Sambil mengulum permen karet yang rasanya udah ngujubileh pait.
Habis bayangin aja, sudah satu jam lebih dia
mengulum, belum dibuang-buang juga. Soalnya dia memang lagi krisis ekonomi. Duitnya
kini cuma cukup untuk ongkos pulang. Mana perut lapar, lagi.

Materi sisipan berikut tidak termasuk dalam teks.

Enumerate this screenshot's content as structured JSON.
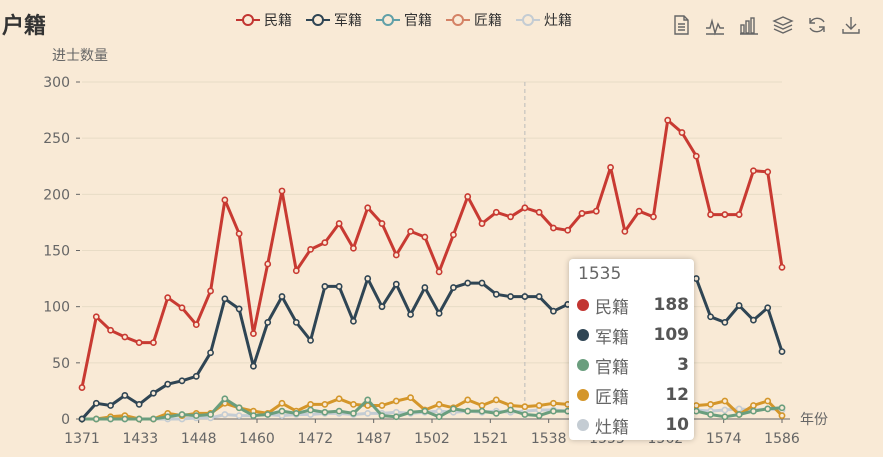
{
  "title": "户籍",
  "legend": [
    {
      "name": "民籍",
      "color": "#c23531"
    },
    {
      "name": "军籍",
      "color": "#2f4554"
    },
    {
      "name": "官籍",
      "color": "#61a0a8"
    },
    {
      "name": "匠籍",
      "color": "#d48265"
    },
    {
      "name": "灶籍",
      "color": "#c4ccd3"
    }
  ],
  "toolbox": [
    "data-view-icon",
    "line-chart-icon",
    "bar-chart-icon",
    "stack-icon",
    "restore-icon",
    "download-icon"
  ],
  "chart_data": {
    "type": "line",
    "ylabel": "进士数量",
    "xlabel": "年份",
    "ylim": [
      0,
      300
    ],
    "yticks": [
      0,
      50,
      100,
      150,
      200,
      250,
      300
    ],
    "xtick_labels": [
      "1371",
      "1433",
      "1448",
      "1460",
      "1472",
      "1487",
      "1502",
      "1521",
      "1538",
      "1553",
      "1562",
      "1574",
      "1586"
    ],
    "grid": true,
    "legend_position": "top",
    "series": [
      {
        "name": "民籍",
        "color": "#c83a32",
        "values": [
          28,
          91,
          79,
          73,
          68,
          68,
          108,
          99,
          84,
          114,
          195,
          165,
          76,
          138,
          203,
          132,
          151,
          157,
          174,
          152,
          188,
          174,
          146,
          167,
          162,
          131,
          164,
          198,
          174,
          184,
          180,
          188,
          184,
          170,
          168,
          183,
          185,
          224,
          167,
          185,
          180,
          266,
          255,
          234,
          182,
          182,
          182,
          221,
          220,
          135
        ]
      },
      {
        "name": "军籍",
        "color": "#2f4554",
        "values": [
          0,
          14,
          12,
          21,
          13,
          23,
          31,
          34,
          38,
          59,
          107,
          98,
          47,
          86,
          109,
          86,
          70,
          118,
          118,
          87,
          125,
          100,
          120,
          93,
          117,
          94,
          117,
          121,
          121,
          111,
          109,
          109,
          109,
          96,
          102,
          106,
          106,
          108,
          106,
          110,
          110,
          108,
          120,
          125,
          91,
          86,
          101,
          88,
          99,
          60
        ]
      },
      {
        "name": "官籍",
        "color": "#6a9e7e",
        "values": [
          0,
          0,
          0,
          0,
          0,
          0,
          2,
          4,
          3,
          4,
          18,
          10,
          3,
          4,
          7,
          5,
          8,
          6,
          7,
          5,
          17,
          3,
          2,
          6,
          7,
          2,
          9,
          7,
          7,
          5,
          8,
          4,
          3,
          7,
          7,
          7,
          8,
          4,
          8,
          7,
          7,
          5,
          8,
          7,
          4,
          2,
          4,
          7,
          9,
          10
        ]
      },
      {
        "name": "匠籍",
        "color": "#d4962a",
        "values": [
          0,
          0,
          2,
          3,
          0,
          0,
          5,
          3,
          5,
          5,
          14,
          10,
          7,
          5,
          14,
          7,
          13,
          13,
          18,
          13,
          12,
          12,
          16,
          19,
          8,
          13,
          10,
          17,
          12,
          17,
          12,
          11,
          12,
          14,
          13,
          13,
          10,
          12,
          15,
          13,
          13,
          12,
          16,
          12,
          13,
          16,
          4,
          12,
          16,
          3
        ]
      },
      {
        "name": "灶籍",
        "color": "#c4ccd3",
        "values": [
          0,
          0,
          0,
          0,
          0,
          0,
          0,
          0,
          1,
          1,
          4,
          3,
          3,
          4,
          3,
          4,
          4,
          5,
          5,
          4,
          5,
          5,
          6,
          5,
          6,
          7,
          6,
          7,
          6,
          7,
          6,
          7,
          8,
          8,
          7,
          7,
          8,
          7,
          8,
          8,
          8,
          7,
          8,
          8,
          7,
          8,
          9,
          8,
          9,
          8
        ]
      }
    ]
  },
  "tooltip": {
    "title": "1535",
    "rows": [
      {
        "name": "民籍",
        "value": "188",
        "color": "#c23531"
      },
      {
        "name": "军籍",
        "value": "109",
        "color": "#2f4554"
      },
      {
        "name": "官籍",
        "value": "3",
        "color": "#6a9e7e"
      },
      {
        "name": "匠籍",
        "value": "12",
        "color": "#d4962a"
      },
      {
        "name": "灶籍",
        "value": "10",
        "color": "#c4ccd3"
      }
    ]
  }
}
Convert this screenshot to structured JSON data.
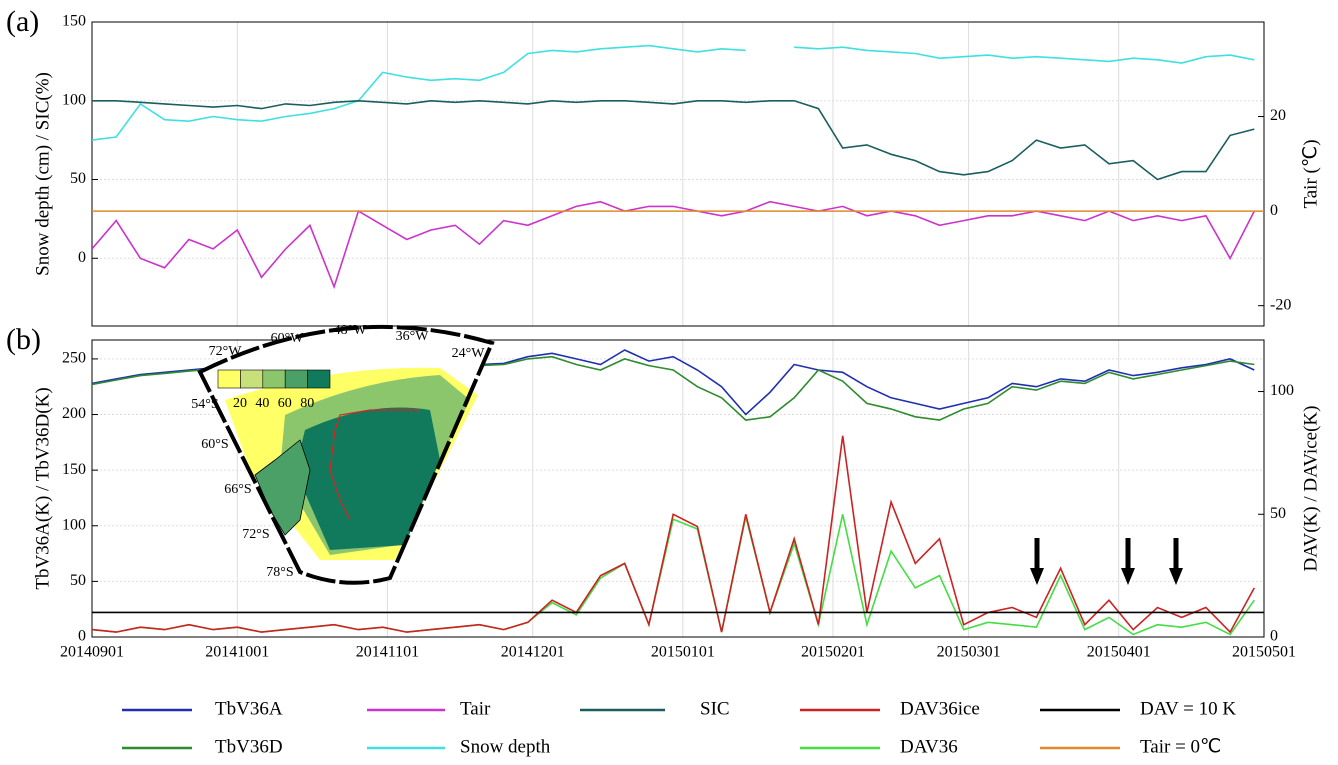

Sementara teman-temannya yang lain ada yang masih
asyik di kantin. Makan bakso hangat sambil menunggu hujan reda. Ada juga yang masih asyik
di kelas. Sibuk dengan pe-er yang ditugaskan buat besok. Tapi tak banyak.
Kebanyakan dari anak-anak SMA Merah Putih sudah pada pulang. Dijemput atau
pakai kendaraan yang biasa mereka bawa. Ada
juga yang nekat hujan-hujanan.
Lupus tidak termasuk yang mana-mana. Tidak juga
yang nekat melawan hujan. Bukannya takut sakit, tetapi dia sedang membawa
pulang tugas gambar yang akan dikumpulkan besok. Kalau sampai basah kan nggak lucu juga.
Soalnya tadi aja dia mati-matian ngerjainnya. Memproyeksikan berbagai bentuk
bidang, kayak arsitektur amatiran. Makanya Lupus nggak mau gambarnya basah.
"Halo, Pus, nggak pulang?" tiba-tiba si
Boim hadir di depannya. Lupus menggeleng.
"Kenapa? Takut kehujanan? Hu... sama aer aja
takut. Kalau mau jadi seorang yang penuh kharisma kayak saya ini, hal-hal
sepele begini tak akan menjadi halangan. Apa kamu takut kalau kehujanan nanti
rambut kamu jadi basah? Nggak bisa nge-duran-duran kayak gitu lagi? Itulah,
kalau ketampanan yang kauperoleh bukan ketampanan alami kayak saya. Biar
kebasahan, rambut kucluk begini, tetap aja kece. Iya nggak? Lihat, saya berani
menentang badai sekalipun!" sahut Boim sambil dengan mantap berjalan ke
arah hujan.
".:..Dan kau tau, Pus," tambah Boim
lagi, "Boim sebagai playboy paling top sejagat tau betul bagaimana cara
menarik perhatian cewek. kamu lihat Svida yang berteduh dekat warung nasi di sana itu? Nah, ini saat
yang tepat untuk mengalahkan hatinya yang sekeras karang. Sebab sebenarnya di
dalam tasku ada payung. Nah, kamu nggak nyangka, kan? Tapi, biarlah saya tidak pakai payung
itu. Saya akan khusus membawakan untuk Svida. Dia pasti terharu sekali melihat
pengorbanan saya. Basah-basahan demi membela dia supaya enggak kehujanan.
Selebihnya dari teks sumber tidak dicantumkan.